Symposium 2017: Funding the Arts vs. Funding the Creative Economy – A (Late) Attempt at Mediation

Symposium

Symposium 2017: Funding the Arts vs. Funding the Creative Economy – A (Late) Attempt at Mediation

Program

This event is held mostly in German.

9:30 am Admission

10:00 am Greeting by the LAFT board

10:15 am
Presentation by Dr. Alexandra Manske (Universität Hamburg)
"Outrage in the Culture Sector - or Why Insisting on an Artistic Self Does Not Constitute a Policy of Anti-Subjugation"
This presentation deals with the question of how the relationship of artists and creatives can be described from a sociological perspective. Finding an answer for this becomes all the more urgent as artists have described themselves up to now as "creative" and as "independent contractors". At the same time, the self-designation as a creative or contractor stands in a charged relationship to a dispute currently taking place within the independent culture community which defends itself against being made into the stardust of a culturally decorated economy. How can the social relationship of artists and creatives be described?
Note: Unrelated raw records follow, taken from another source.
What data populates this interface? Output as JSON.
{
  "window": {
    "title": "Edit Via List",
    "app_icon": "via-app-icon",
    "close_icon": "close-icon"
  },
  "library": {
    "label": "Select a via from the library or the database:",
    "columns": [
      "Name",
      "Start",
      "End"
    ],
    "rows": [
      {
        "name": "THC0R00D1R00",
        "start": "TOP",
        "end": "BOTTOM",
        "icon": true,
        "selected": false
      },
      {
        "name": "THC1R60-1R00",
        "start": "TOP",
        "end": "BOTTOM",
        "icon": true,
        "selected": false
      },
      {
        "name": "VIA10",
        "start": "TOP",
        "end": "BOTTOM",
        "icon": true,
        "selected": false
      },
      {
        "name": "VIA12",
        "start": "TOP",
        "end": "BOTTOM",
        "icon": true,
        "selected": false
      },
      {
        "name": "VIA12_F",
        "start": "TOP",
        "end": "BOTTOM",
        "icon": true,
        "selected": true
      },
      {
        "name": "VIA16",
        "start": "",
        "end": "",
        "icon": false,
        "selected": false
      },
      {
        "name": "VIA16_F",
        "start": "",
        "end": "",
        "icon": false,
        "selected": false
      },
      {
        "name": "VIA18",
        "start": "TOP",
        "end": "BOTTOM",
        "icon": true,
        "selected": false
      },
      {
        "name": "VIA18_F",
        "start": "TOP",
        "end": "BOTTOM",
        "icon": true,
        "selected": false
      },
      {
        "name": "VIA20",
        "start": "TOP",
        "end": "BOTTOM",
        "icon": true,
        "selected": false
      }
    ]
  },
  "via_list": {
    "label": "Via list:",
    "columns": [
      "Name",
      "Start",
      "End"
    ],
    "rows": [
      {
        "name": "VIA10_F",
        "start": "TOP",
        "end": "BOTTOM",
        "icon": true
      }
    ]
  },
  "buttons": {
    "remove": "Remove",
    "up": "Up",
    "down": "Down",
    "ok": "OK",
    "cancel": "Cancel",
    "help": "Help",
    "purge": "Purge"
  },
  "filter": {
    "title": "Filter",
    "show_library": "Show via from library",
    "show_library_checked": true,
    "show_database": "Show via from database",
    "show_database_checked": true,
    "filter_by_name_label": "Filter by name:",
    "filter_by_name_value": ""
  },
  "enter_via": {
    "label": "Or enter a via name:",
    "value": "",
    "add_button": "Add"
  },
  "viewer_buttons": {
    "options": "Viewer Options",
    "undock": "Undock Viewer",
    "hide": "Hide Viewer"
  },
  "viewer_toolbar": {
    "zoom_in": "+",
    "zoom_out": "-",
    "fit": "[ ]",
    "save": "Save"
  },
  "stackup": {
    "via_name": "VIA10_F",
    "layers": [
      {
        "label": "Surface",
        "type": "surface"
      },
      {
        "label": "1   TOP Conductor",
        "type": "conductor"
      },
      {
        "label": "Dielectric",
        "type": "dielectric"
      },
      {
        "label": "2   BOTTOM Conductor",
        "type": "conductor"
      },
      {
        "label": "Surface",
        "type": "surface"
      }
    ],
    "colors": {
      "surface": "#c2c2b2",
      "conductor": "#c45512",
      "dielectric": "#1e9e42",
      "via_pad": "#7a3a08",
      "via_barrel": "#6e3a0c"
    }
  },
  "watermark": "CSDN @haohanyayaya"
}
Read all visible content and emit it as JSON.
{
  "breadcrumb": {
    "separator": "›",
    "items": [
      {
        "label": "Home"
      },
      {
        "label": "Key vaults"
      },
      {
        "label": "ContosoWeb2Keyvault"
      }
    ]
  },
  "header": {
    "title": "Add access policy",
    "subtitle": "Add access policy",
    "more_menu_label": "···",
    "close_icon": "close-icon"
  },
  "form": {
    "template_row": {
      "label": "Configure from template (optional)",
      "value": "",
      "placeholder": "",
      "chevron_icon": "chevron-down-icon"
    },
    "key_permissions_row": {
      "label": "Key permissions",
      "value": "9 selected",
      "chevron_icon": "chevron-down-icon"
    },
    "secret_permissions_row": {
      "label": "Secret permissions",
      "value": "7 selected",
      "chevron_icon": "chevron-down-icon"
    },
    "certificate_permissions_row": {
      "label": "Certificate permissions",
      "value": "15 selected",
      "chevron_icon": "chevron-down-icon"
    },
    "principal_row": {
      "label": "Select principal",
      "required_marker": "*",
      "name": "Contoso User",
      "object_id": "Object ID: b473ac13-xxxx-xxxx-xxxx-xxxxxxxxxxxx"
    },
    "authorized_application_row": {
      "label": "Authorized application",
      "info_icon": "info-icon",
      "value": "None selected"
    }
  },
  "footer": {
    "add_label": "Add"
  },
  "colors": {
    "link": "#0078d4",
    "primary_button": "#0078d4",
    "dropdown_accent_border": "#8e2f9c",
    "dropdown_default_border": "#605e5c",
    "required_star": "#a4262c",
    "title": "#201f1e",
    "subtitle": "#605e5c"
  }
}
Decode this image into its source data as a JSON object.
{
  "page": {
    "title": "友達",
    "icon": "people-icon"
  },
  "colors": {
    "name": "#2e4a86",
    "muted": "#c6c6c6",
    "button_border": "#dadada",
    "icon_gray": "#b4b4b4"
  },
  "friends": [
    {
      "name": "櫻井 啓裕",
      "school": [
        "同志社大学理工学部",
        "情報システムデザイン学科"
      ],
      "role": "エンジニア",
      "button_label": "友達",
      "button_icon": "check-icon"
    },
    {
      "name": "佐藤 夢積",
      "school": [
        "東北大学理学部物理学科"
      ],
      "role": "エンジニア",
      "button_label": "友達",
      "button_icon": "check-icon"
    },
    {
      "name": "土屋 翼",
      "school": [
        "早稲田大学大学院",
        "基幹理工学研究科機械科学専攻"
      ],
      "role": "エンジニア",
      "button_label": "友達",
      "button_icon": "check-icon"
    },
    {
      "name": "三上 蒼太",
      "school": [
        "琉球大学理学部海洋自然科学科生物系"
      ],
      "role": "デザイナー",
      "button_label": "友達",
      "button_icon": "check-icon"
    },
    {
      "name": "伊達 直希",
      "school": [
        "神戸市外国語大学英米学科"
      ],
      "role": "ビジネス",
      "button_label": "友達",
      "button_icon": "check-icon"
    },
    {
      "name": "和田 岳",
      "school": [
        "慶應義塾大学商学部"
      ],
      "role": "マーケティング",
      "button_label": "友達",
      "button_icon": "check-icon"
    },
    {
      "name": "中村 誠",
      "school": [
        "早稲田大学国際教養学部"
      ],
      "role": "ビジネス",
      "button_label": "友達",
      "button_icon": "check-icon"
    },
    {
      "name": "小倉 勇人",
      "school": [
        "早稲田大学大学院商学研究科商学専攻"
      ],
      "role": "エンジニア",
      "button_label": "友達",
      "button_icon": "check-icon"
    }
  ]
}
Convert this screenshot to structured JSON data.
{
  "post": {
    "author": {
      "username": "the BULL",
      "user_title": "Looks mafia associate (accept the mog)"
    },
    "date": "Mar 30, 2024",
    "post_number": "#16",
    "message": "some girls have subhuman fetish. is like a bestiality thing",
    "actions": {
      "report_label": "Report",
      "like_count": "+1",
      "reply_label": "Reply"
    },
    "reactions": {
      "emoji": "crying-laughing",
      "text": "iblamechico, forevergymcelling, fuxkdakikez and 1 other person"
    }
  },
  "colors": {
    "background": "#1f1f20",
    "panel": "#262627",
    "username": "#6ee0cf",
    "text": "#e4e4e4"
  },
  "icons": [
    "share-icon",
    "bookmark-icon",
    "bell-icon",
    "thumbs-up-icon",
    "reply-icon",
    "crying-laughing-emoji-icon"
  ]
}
According to this thesis, there is a contradictory blurring of the definition of artist where aesthetic, political and financial concepts are combined in the societal function of artists. The problem will be discussed from a variety of perspectives, including a socio-historical perspective that accents the term artists as a bourgeoisie project surface as well as from a socio-structural perspective to illuminate status cases from project-based work.
Biography

11:00 am
Presentation by Julian Knoth (singer and bassist of the band Die Nerven)
"How I Accidentally Became a Musician"
As a young person who had the feeling that they somehow had to express something artistically, I just did it. And then I find myself in a role that I simply had to accept for the time being: I had become a musician. From conflict with the music business and the happiness of having gone done exactly this path. Now this sounds like the blurb in a pretty bad advice book, I’m not going to apologize for that.
Biography

11:15 am
Presentation by Melanie Seifart (Berliner Beratungszentrums für Kulturförderung und Kreativwirtschaft)

11:30 am
Three parallel workshops:
 

  • Andreas Lübbers
    Since 2009, following the report of the Enquete Commission of the German Bundestag and the definition of the creative economy sector according to Södermann adopted there, the creative economy has been perceived as the third-strongest market segment in the GDP. Since then, funding for business development has been controversially discussed in relation to funding for culture.   The conversation regarding the distinction between financial orientation and artist production beyond an economization is far from over. 
    A cultural policy workshop intended to clarify the question:
    what type of business development funding do we actually want?
    What needs for business development funding for the members of the independent performing arts community can we recognize and which funding instruments could be useful for meeting these needs?
    Biography
     
  • Lukas Franke
    Criticism is Part of Our Brand
    Can culture makers still somehow escape the neoliberal embrace?
    The promise of artistic and creative work is individual freedom and self-actualization and the reality is almost always self-exploitation and self-optimization for a merciless market. Are independent artists, culture makers and creatives aware of their ambivalent role as archetypal workers of a borderless and uninhibited economy? And what can they do to evade the grasp of capitalistic logic of exploitation and an existence of artistic precariousness?
    Biography
     
  • Peter Kessel and Melanie Seifart
    Practical workshop: Development of a Business Plan Groups, companies and individual artists within the independent performing arts community who would like to develop a business plan can learn the most important foundations for creating an individual business plan according to the lean canvas model in this compact workshop.
     

12:30 pm
Shared lunch

1:30 pm
Continuation of the three workshops

2:30 pm
Closing presentation by Lisa Basten (Wissenschaftszentrum Berlin für Sozialforschung)
"Creative Enterprise vs. Arts as a Vocation. On New Differences and Old Structures in Our Labor World"
The presentation starts at the point at which a theater or dance project is created, in which time is invested. For the financial remuneration for the work conducted, it does not make any difference where the funding comes from. Money from an artistic source of funding does not buy more bread than money from a funding source interested in financial exploitation.
The meaningful difference for the individual artist involved in a project that is part of the independent performing arts community is not the origin of the money; the meaningful difference is the amount.